Thursday, April 2, 2009

Making Demands

I’ll never quite get past my conviction that one day Dee is going to wake up and call the whole thing off. In a perfect world, Dee would be married to a dominating Zach Efron with cooking skills and a streak of the social butterfly in him -- someone who looks good, brings her home from social gatherings, throws her down on the bed and takes her, and then cooked her breakfast in bed in the morning. Instead, she wound up with a middle aged, moody, slightly rotund introvert with a whole series of hang-ups. A good father, to be sure, cleans up after himself, holds a steady job… but won’t even admit when he IS actually in the mood for a little lovin’.

I can’t imagine that, from her perspective, I’m the guy on top of the evolutionary ladder here, the cream of the gene pool. There’s HAS be another guy out there who knows how to roast potatoes, and is still better acquainted with the rougher and more adventurous adult worlds than I am. Even I recognize that truth, and if anyone were biased in my favor, it’d be me. :)

I mention this because it feeds directly into the topic at hand: It doesn’t take much deduction to see I’m not comfortable with making demands or requests, sexual or otherwise. I’m just not that kind of guy. Never have been. Never will be. It makes me feel selfish, disrespectful. When I even consider such actions, the guy I see in the mirror suddenly turns into just another prick… one of those guys who gives good men a bad name and encourages women to embrace less flattering stereotypes.

I’m convinced there’s better matches for Dee out there somewhere, so it’s up to me to keep her happy... to take care of things and make her life easier; to keep the grass as green as possible over on my side of the fence. And to never, ever embody the selfish, disrespectful stereotype. She stuck with me because I wasn’t the stereotype – in fact, she dumped quite a few stereotypical guys along the way. I often wonder why, exactly, I'm trying to be more like one of “those” guys.
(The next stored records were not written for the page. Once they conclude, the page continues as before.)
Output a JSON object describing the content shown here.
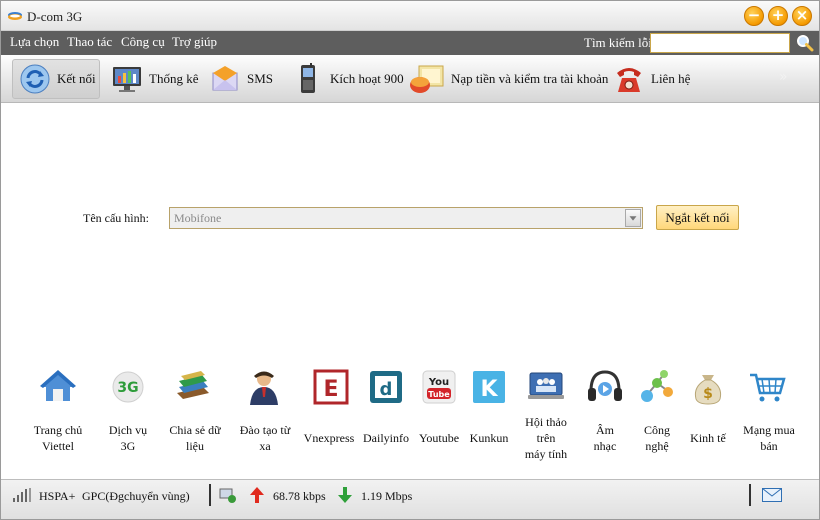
{
  "app": {
    "title": "D-com 3G"
  },
  "window_buttons": {
    "minimize": "−",
    "maximize": "+",
    "close": "×"
  },
  "menu": {
    "items": [
      "Lựa chọn",
      "Thao tác",
      "Công cụ",
      "Trợ giúp"
    ],
    "search_label": "Tìm kiếm lỗi",
    "search_value": ""
  },
  "toolbar": {
    "items": [
      {
        "label": "Kết nối",
        "icon": "refresh-connect-icon",
        "active": true
      },
      {
        "label": "Thống kê",
        "icon": "statistics-monitor-icon"
      },
      {
        "label": "SMS",
        "icon": "envelope-icon"
      },
      {
        "label": "Kích hoạt 900",
        "icon": "mobile-phone-icon"
      },
      {
        "label": "Nạp tiền và kiểm tra tài khoản",
        "icon": "topup-card-icon"
      },
      {
        "label": "Liên hệ",
        "icon": "telephone-icon"
      }
    ],
    "more": "»"
  },
  "connection": {
    "config_label": "Tên cấu hình:",
    "config_value": "Mobifone",
    "disconnect_label": "Ngắt kết nối"
  },
  "shortcuts": [
    {
      "label_lines": [
        "Trang chủ",
        "Viettel"
      ],
      "icon": "home-icon"
    },
    {
      "label_lines": [
        "Dịch vụ",
        "3G"
      ],
      "icon": "3g-icon"
    },
    {
      "label_lines": [
        "Chia sẻ dữ",
        "liệu"
      ],
      "icon": "books-icon"
    },
    {
      "label_lines": [
        "Đào tạo từ",
        "xa"
      ],
      "icon": "person-icon"
    },
    {
      "label_lines": [
        "Vnexpress"
      ],
      "icon": "vnexpress-icon"
    },
    {
      "label_lines": [
        "Dailyinfo"
      ],
      "icon": "dailyinfo-icon"
    },
    {
      "label_lines": [
        "Youtube"
      ],
      "icon": "youtube-icon"
    },
    {
      "label_lines": [
        "Kunkun"
      ],
      "icon": "kunkun-icon"
    },
    {
      "label_lines": [
        "Hội thảo",
        "trên",
        "máy tính"
      ],
      "icon": "video-conference-icon"
    },
    {
      "label_lines": [
        "Âm",
        "nhạc"
      ],
      "icon": "headphones-icon"
    },
    {
      "label_lines": [
        "Công",
        "nghệ"
      ],
      "icon": "molecule-icon"
    },
    {
      "label_lines": [
        "Kinh tế"
      ],
      "icon": "money-bag-icon"
    },
    {
      "label_lines": [
        "Mạng mua",
        "bán"
      ],
      "icon": "shopping-cart-icon"
    }
  ],
  "status": {
    "signal_icon": "signal-bars-icon",
    "network_type": "HSPA+",
    "operator": "GPC(Đgchuyển vùng)",
    "upload_speed": "68.78 kbps",
    "download_speed": "1.19 Mbps",
    "mail_icon": "mail-icon"
  },
  "colors": {
    "menubar": "#5e5e5e",
    "accent": "#f59a00",
    "button_bg": "#ffd77a"
  }
}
On the rare occasion I do share a particular thought or tidbit of information, I usually end up feeling equally uncomfortable later on… when Dee tries to act on the information. If I grumble about how I really hate unloading the dishwasher, and Dee gets up five minutes earlier and unloads it, I feel like a slave driver. If I post here and say I’ve been extra tired and not really in the mood, and Dee comments (paraphrasing), if I were a better wife, I’d get you in the mood, and I’ll try harder to do so

… Well, now I just feel terrible! It seems she thinks I’m disappointed in her, or our relationship, or something…

… And when she follows through on her comment, I’m sure I’ll find myself worrying that the only reason she’s trying to light my fire is because I posted a paragraph, and not because she actually wants my fire to be lit.

This is the cycle of stupid hang-ups this poor woman has to navigate.

Yes, empirically, logically, I realize this isn’t the case at all, but since when has reason and knowledge ever really trumped emotion and instinct? You know the stupid, teeny spider won’t hurt you, but you still get the willies when it drops off the ceiling onto your shoulder and runs up your neck and into your hair, right? People feel guilty when they shouldn’t all the time. Schadenfreude exists. So does claustrophobia. Examples of baser reactions overriding higher logic abound. It’s beyond control.

I am continuing to try and change things. As our rules dictate, I submitted the specific sexual adventure which she must make real within the next six months. I also submitted (as the rules allow) a request for a less involved act which she has to make real before the end of the month – though, if you actually read THAT one you’d see that even this request is more about her than about me… even my requests or demands are patently unselfish. I’m supposed to submit those once a month, and here, six months into the rules, and it’s the first time I’ve done so.

And I started looking around for a good strip club, too.